I’m in China this week and have had limited internet access (and time) to post while bouncing between meetings and cities. I’m here as a guest of the China-United States Exchange Foundation and traveling with a great group including MSNBC’s Jonathan Alter; ThomsonReuter’s new acquisition the kidnapping-defying David Rohde; National Public Radio’s managing editor David Sweeney; and Daniel Gross, now at Yahoo Finance and author of one of the most fun and counter-intuitive books I have read on economic history, Pop! Why Bubbles are Great for the Economy.
I personally think that the US has overdone its bubbles and is now paying a heavy price — but Gross’ book is still a stimulating and important take on innovation and how it works.
There are probably significant economic bubbles embedded in China’s political economy — I just can’t find them. Some argue that the entire country is a bubble, or a ponzi scheme, that will collapse the moment China has a really bad year. Very few of the people we have met here have been able to navigate the question of what happens if the great numbers we keep having recited to us about improved water quality, more good air days, surging levels of year on year economic performance, more patents issued, all in accordance with primary targets in the 11th 5-year plan.
China’s bank reserve requirements are 21%. These must be among the
highest reserve levels in the world. Housing prices are falling at the
moment as the government is working to rein in speculators — but the
fall off is minor and it is not creating a cascading spiral downward as
over-leveraged real estate holders dump holdings. Most second, third,
seventeenth homes bought by China’s new rich, who the Chinese are
beginning to call “the golden collars” are bought with cash full board
— no leverage.
The odd thing as that many of these homes sit
vacant as many Chinese who buy more homes as investments don’t want to
spoil the home with renters — and when they sell, they want to sell
them new.
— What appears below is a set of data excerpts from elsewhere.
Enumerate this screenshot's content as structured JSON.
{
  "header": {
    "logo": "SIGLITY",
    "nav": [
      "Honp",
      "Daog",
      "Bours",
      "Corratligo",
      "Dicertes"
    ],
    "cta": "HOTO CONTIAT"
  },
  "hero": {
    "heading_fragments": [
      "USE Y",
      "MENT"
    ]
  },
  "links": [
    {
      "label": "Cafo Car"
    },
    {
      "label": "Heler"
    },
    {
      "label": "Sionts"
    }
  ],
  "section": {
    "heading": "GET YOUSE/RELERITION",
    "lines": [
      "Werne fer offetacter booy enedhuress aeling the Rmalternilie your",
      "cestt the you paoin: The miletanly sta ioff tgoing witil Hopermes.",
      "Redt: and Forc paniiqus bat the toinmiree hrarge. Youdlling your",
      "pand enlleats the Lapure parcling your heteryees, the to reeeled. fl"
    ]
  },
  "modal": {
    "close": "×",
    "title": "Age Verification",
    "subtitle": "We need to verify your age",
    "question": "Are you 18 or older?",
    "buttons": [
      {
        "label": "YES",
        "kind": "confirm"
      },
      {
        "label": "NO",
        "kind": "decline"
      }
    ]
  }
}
The indifference to rents shows to some degree how
under-leveraged some key sectors may be.
Carnegie Senior Fellow Michael Pettis has one of the best blogs in the China-watching business and his work would be good to troll through for those digging into the China bubble question.
My
gut at the moment is that as the renminbi continues to rise, China will
do what Japan did after the September 1985 Plaza Accord after which its
currency significantly rose and begin to collateralize more of its
assets and expand China-directed manufacturing capacity all around the
world. Japan experts Karel van Wolferen and R. Taggart Murphy provide
some of the best late 1980s/early 1990s chronicles of Japan’s global
expansion fueled by a strong currency. China’s global diversification
could make what Japan did look trifling.
It’s a cliche of course,
but China is big — it has such huge scale and discipline that it can
move its bulk impressively fast towards national objectives.
I
have many friends who worry about America’s ability to compete with
China and are concerned about Chinese mercantilism. I worry about these
issues as well and have since the early 1990s. Many are late to the
worry box.
But what I find few Americans who poke at China want
to answer is what would they do differently if they were driving the
helm of China’s economic machinery. Chinese industrial policy,
education policy, innovation policy, investment policy, trade policy,
and more are models that the US could learn from, or remind itself
about.
America simply doesn’t tend to its interests in the
nationally cohesive way that I see here in China — where problems
abound, and probably corruption. The State probably makes too many of
the decisions in China — but still, China is moving and the US, in
contrast, seems stupidly paralyzed.
If I see another industrial
park in China with a basketball court sized model of the successful
development of one of some eighty different national development zones, I
feel like I want to push a pencil through my head. It’s all
impressive, all looks successful — but my frustration is not with
hearing for the seventh time a routine script offered by the very nice
hosts of these industrial, high tech, and software parks — but in my
own lament that one just doesn’t see much of this anymore in the United
States. Maybe in Raleigh-Durham. Perhaps in Rio Rancho and Wichita —
but very few places.
We visited Applied Materials’ impressive
solar panel and semiconductor equipment manufacturing R&D facility
in Xian today (yes, where the Terra Cotta warriors hang out), and a
data point that just shows what a steep hill China has climbed — and
what a challenge faces the US in its renewable industries and jobs
objectives — is that approximately three years ago, China had about 5%
of the global solar production capacity. Today that figure is 50%. And
if one adds Taiwan, the figure is closer to 70%.
Three years.
This is Andy Grove/Gordon Moore fast — and this is China’s “government”
moving that quickly in partnership with industry.
By contrast,
the paralysis in Washington — the inability to move a serious jobs or
infrastructure plan not only in Obama’s recent legislative effort but
since he came into office — assures that America is quickly forfeiting
opportunities, growth, and its role as the cutting edge of the global
economy to China. America needs to wake up.